Secondo il quotidiano americano, il malcontento sociale e l'impopolarità dei governanti non hanno mai toccato livelli così bassi. Per Kiril Dmítriev, uomo vicino a Putin, la resa dei conti è imminente
Un improvviso, quasi tardivo risveglio. Persino il Wall Street Journal ha dovuto prendere atto di ciò che i sondaggi ripetono da mesi: l’Europa è stanca, i suoi leader sono sulla graticola, e il consenso residuo è ridotto ai minimi termini. A trarre le conseguenze più dure da questa presa di coscienza è stato però Kiril Dmítriev, direttore del Fondo Russo di Investimento Diretto e inviato speciale della presidenza di Vladimir Putin. “Tutto quello che scrivono è vero”, ha commentato su X. “Ma perché questa improvvisa rivelazione da parte del WSJ? I burocrati dell’Unione Europea non possono più negare i loro catastrofici fallimenti. L’ora della verità si avvicina”.
L’articolo del prestigioso quotidiano statunitense, pubblicato venerdì, dipinge un quadro impietoso. Da Londra a Berlino, passando per Parigi e Roma, gli elettori sono “stufi” e si stanno vendicando dei loro governanti. La crisi di fiducia, scrivono i giornalisti, si manifesta in forme diverse a seconda dei calendari elettorali e delle peculiarità politiche nazionali, ma il denominatore comune è un rancore diffuso quasi impossibile da arginare.
All true. Why @WSJ epiphany all of a sudden? ????
— Kirill Dmitriev (@kadmitriev) May 10, 2026
EU bureaucrats simply cannot deny their catastrophic failures. Reckoning soon. https://t.co/Th57aKU53O
Il Regno Unito, segnala l’analisi, funge da specchio dei mali continentali. Le famiglie vedono i propri redditi stagnare, mentre Stati Uniti e Asia corrono. Il costo della vita è schizzato alle stelle, prima con la crisi energetica seguita allo scoppio del conflitto in Ucraina, poi con le tensioni in Medio Oriente. E il premier laburista Keir Starmer, secondo gli osservatori citati dal WSJ, non è all’altezza della sfida. Troppo poco carismatico, accusano i critici, spesso descritto dalla stampa locale come un automa o un burattino nelle mani delle frange neoliberiste del suo partito.

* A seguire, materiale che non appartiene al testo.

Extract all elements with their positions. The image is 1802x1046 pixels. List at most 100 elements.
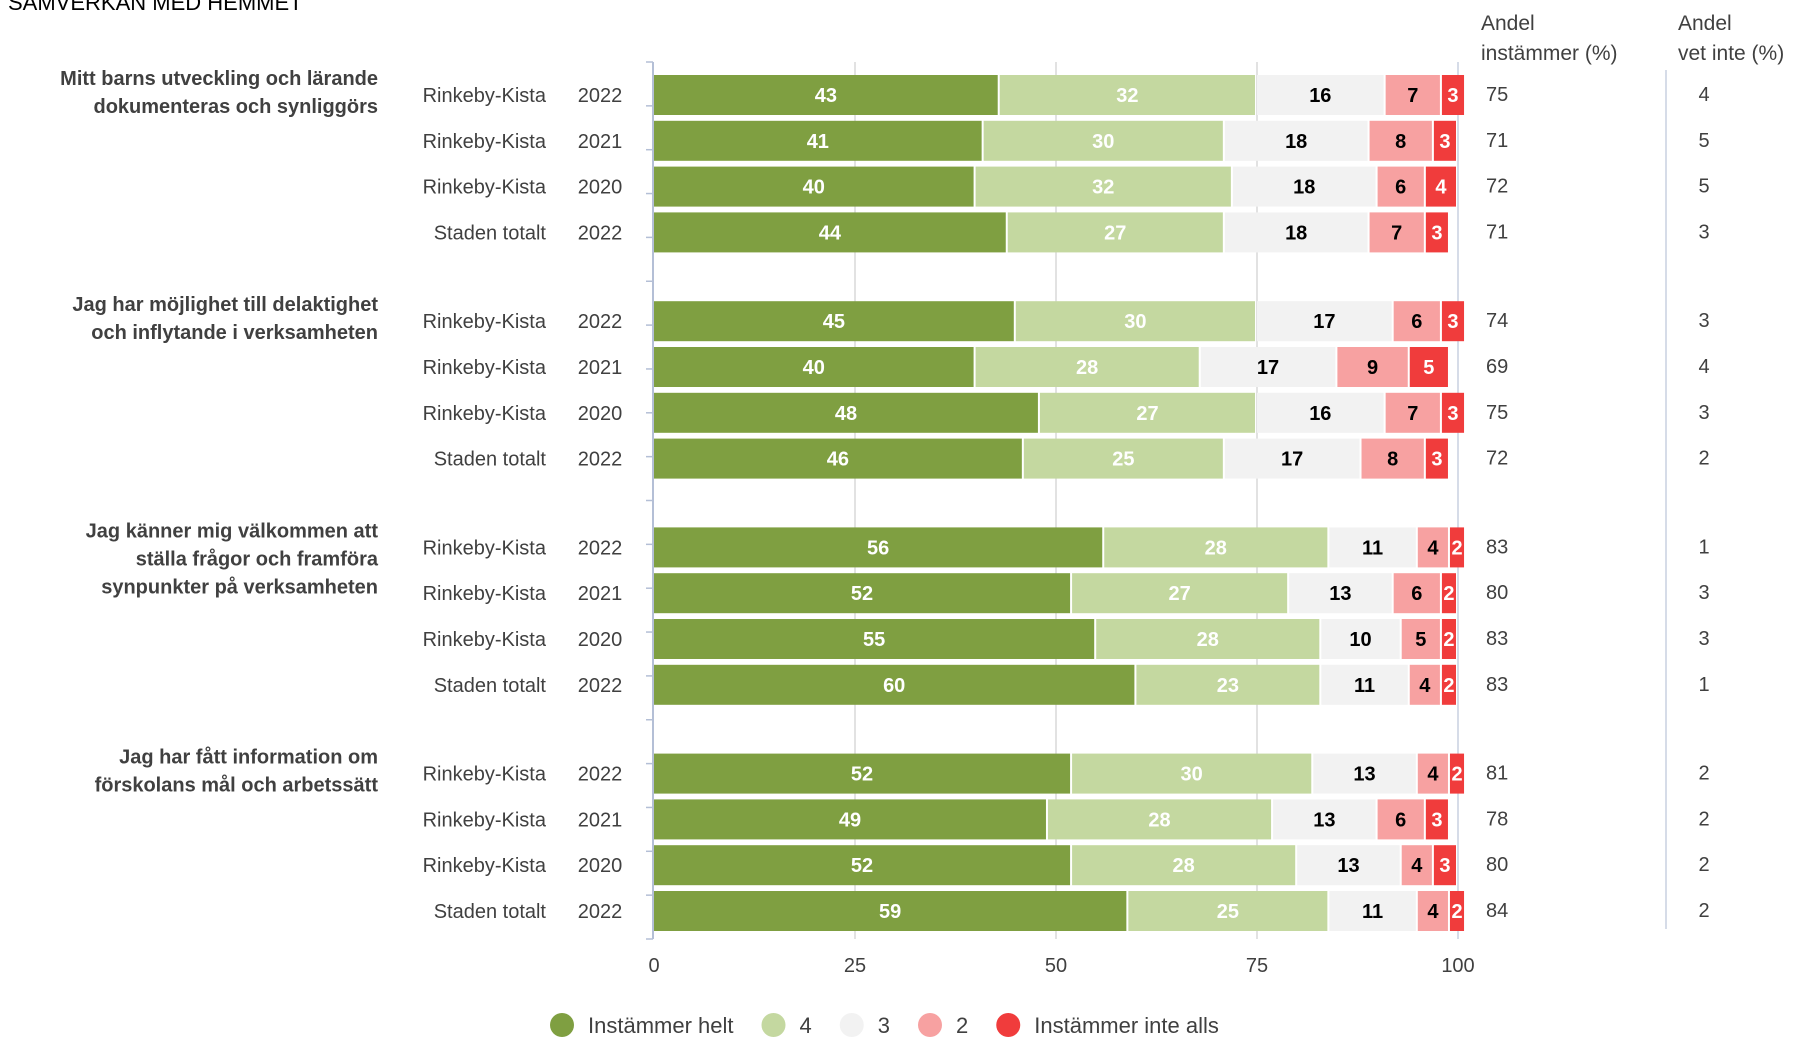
row-year-label: 2020: [578, 855, 623, 877]
share-agree-value: 83: [1486, 536, 1508, 558]
bar-segment-label: 13: [1337, 855, 1359, 877]
question-label: förskolans mål och arbetssätt: [95, 774, 379, 797]
question-label: Jag har möjlighet till delaktighet: [72, 294, 378, 316]
bar-segment: [1015, 301, 1255, 342]
bar-segment-label: 32: [1092, 177, 1114, 199]
bar-segment-label: 28: [1076, 357, 1098, 379]
bar-segment-label: 41: [807, 131, 829, 153]
bar-segment: [1257, 75, 1384, 115]
share-dont-know-value: 1: [1698, 674, 1709, 696]
row-year-label: 2022: [578, 311, 623, 333]
question-label: dokumenteras och synliggörs: [93, 96, 378, 118]
bar-segment: [654, 301, 1014, 342]
bar-segment: [1273, 799, 1376, 840]
row-unit-label: Rinkeby-Kista: [423, 131, 547, 153]
bar-segment-label: 5: [1423, 357, 1434, 379]
bar-segment: [1369, 212, 1424, 253]
question-label: Jag känner mig välkommen att: [86, 520, 379, 542]
legend-label: 4: [800, 1013, 812, 1038]
bar-segment: [1385, 75, 1440, 115]
chart-title: SAMVERKAN MED HEMMET: [8, 0, 303, 15]
bar-segment-label: 18: [1285, 131, 1307, 153]
bar-segment-label: 40: [803, 177, 825, 199]
bar-segment-label: 6: [1411, 583, 1422, 605]
bar-segment: [1409, 347, 1448, 387]
bar-segment: [1393, 573, 1440, 614]
bar-segment-label: 27: [1104, 222, 1126, 244]
legend-marker: [761, 1013, 786, 1037]
bar-segment: [1337, 347, 1408, 387]
bar-segment: [654, 891, 1127, 931]
bar-segment-label: 17: [1257, 357, 1279, 379]
bar-segment: [1417, 527, 1448, 568]
bar-segment-label: 3: [1439, 131, 1450, 153]
bar-segment-label: 8: [1387, 449, 1398, 471]
bar-segment-label: 25: [1217, 901, 1239, 923]
bar-segment: [1425, 799, 1448, 840]
bar-segment-label: 27: [1168, 583, 1190, 605]
share-agree-value: 84: [1486, 900, 1508, 922]
bar-segment: [1449, 891, 1465, 931]
share-agree-value: 80: [1486, 854, 1508, 876]
question-label: synpunkter på verksamheten: [101, 575, 378, 598]
bar-segment: [1297, 845, 1400, 886]
bar-segment: [1329, 891, 1416, 931]
bar-segment: [1072, 753, 1312, 794]
row-unit-label: Rinkeby-Kista: [423, 629, 547, 651]
legend-label: Instämmer inte alls: [1034, 1013, 1219, 1038]
bar-segment: [654, 166, 974, 207]
x-tick-label: 25: [844, 955, 866, 977]
bar-segment: [1425, 166, 1456, 207]
bar-segment-label: 49: [839, 809, 861, 831]
bar-segment: [1224, 120, 1368, 161]
row-unit-label: Rinkeby-Kista: [423, 764, 547, 786]
header-share-agree: Andel: [1481, 12, 1535, 35]
row-year-label: 2022: [578, 222, 623, 244]
bar-segment: [654, 845, 1071, 886]
share-dont-know-value: 2: [1698, 900, 1709, 922]
bar-segment-label: 18: [1285, 222, 1307, 244]
bar-segment: [1329, 527, 1416, 568]
bar-segment: [654, 347, 974, 387]
bar-segment: [654, 619, 1095, 659]
legend-marker: [918, 1013, 942, 1037]
header-share-dont-know: vet inte (%): [1678, 42, 1784, 65]
bar-segment: [654, 212, 1006, 253]
bar-segment: [654, 753, 1071, 794]
bar-segment: [975, 347, 1199, 387]
bar-segment-label: 52: [851, 764, 873, 786]
bar-segment-label: 2: [1451, 901, 1462, 923]
bar-segment: [654, 527, 1103, 568]
bar-segment: [1385, 392, 1440, 433]
bar-segment: [1449, 527, 1465, 568]
row-unit-label: Rinkeby-Kista: [423, 311, 547, 333]
row-year-label: 2020: [578, 403, 623, 425]
row-unit-label: Rinkeby-Kista: [423, 583, 547, 605]
bar-segment-label: 4: [1411, 855, 1423, 877]
share-agree-value: 72: [1486, 176, 1508, 198]
share-agree-value: 83: [1486, 628, 1508, 650]
bar-segment-label: 17: [1281, 449, 1303, 471]
row-year-label: 2022: [578, 675, 623, 697]
question-label: Jag har fått information om: [119, 746, 378, 769]
bar-segment-label: 6: [1395, 809, 1406, 831]
bar-segment-label: 3: [1447, 403, 1458, 425]
bar-segment: [1039, 392, 1255, 433]
bar-segment: [999, 75, 1255, 115]
share-agree-value: 74: [1486, 310, 1508, 332]
bar-segment-label: 25: [1112, 449, 1134, 471]
row-unit-label: Staden totalt: [434, 449, 547, 471]
bar-segment-label: 17: [1313, 311, 1335, 333]
bar-segment: [1232, 166, 1376, 207]
row-year-label: 2021: [578, 357, 623, 379]
share-dont-know-value: 5: [1698, 130, 1709, 152]
question-label: ställa frågor och framföra: [136, 547, 379, 570]
bar-segment-label: 56: [867, 537, 889, 559]
bar-segment-label: 28: [1205, 537, 1227, 559]
bar-segment-label: 28: [1148, 809, 1170, 831]
bar-segment-label: 11: [1362, 901, 1383, 923]
share-dont-know-value: 4: [1698, 84, 1709, 106]
row-unit-label: Rinkeby-Kista: [423, 403, 547, 425]
bar-segment: [1433, 120, 1456, 161]
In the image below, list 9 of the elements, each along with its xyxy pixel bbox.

Ma non va meglio Oltralpe. La Francia, avverte il giornale, sta affondando lentamente. Con un debito pubblico record che sfiora i 4.100 miliardi di dollari, Parigi ha pochissime opzioni per fronteggiare la prossima tempesta energetica. Il governo ha scelto la strada delle tasse, aumentate per cercare di controllare il deficit e finanziare al contempo la spesa militare. Nel frattempo, Emmanuel Macron è diventato il parafulmine della rabbia popolare: la sua popolarità è scesa al 20% questo mese secondo un sondaggio Elabe, uno dei tassi più bassi mai registrati per un leader francese in età recente.
In Germania il malessere è altrettanto profondo. Solo il 13% degli elettori si dichiara soddisfatto della gestione del governo, il minimo da oltre vent’anni, rileva un’indagine di ARD. Il sostegno alla Unione Cristiano-Democratica (CDU) del cancelliere neoliberista incallito Friedrich Merz è crollato al 22%, mentre la destra di Alternativa per la Germania (AfD) vola al 27%, un massimo storico secondo il gruppo demoscopico Forsa.
In Italia intanto Giorgia Meloni ha registrato a marzo un indice di disapprovazione del 55%, lo stesso del premier progressista olandese Rob Jetten. In Spagna, addirittura il 57% dei cittadini si dice insoddisfatto della gestione del socialista Pedro Sánchez (l'unico europeo ad aver avuto un sussulto di dignità e sovranità).
Insomma, quanto affermato dal Wall Street Journal è sintomo di un malessere innegabile per una classe politica anti-popolare. Per Dmitriev, la resa dei conti è imminente.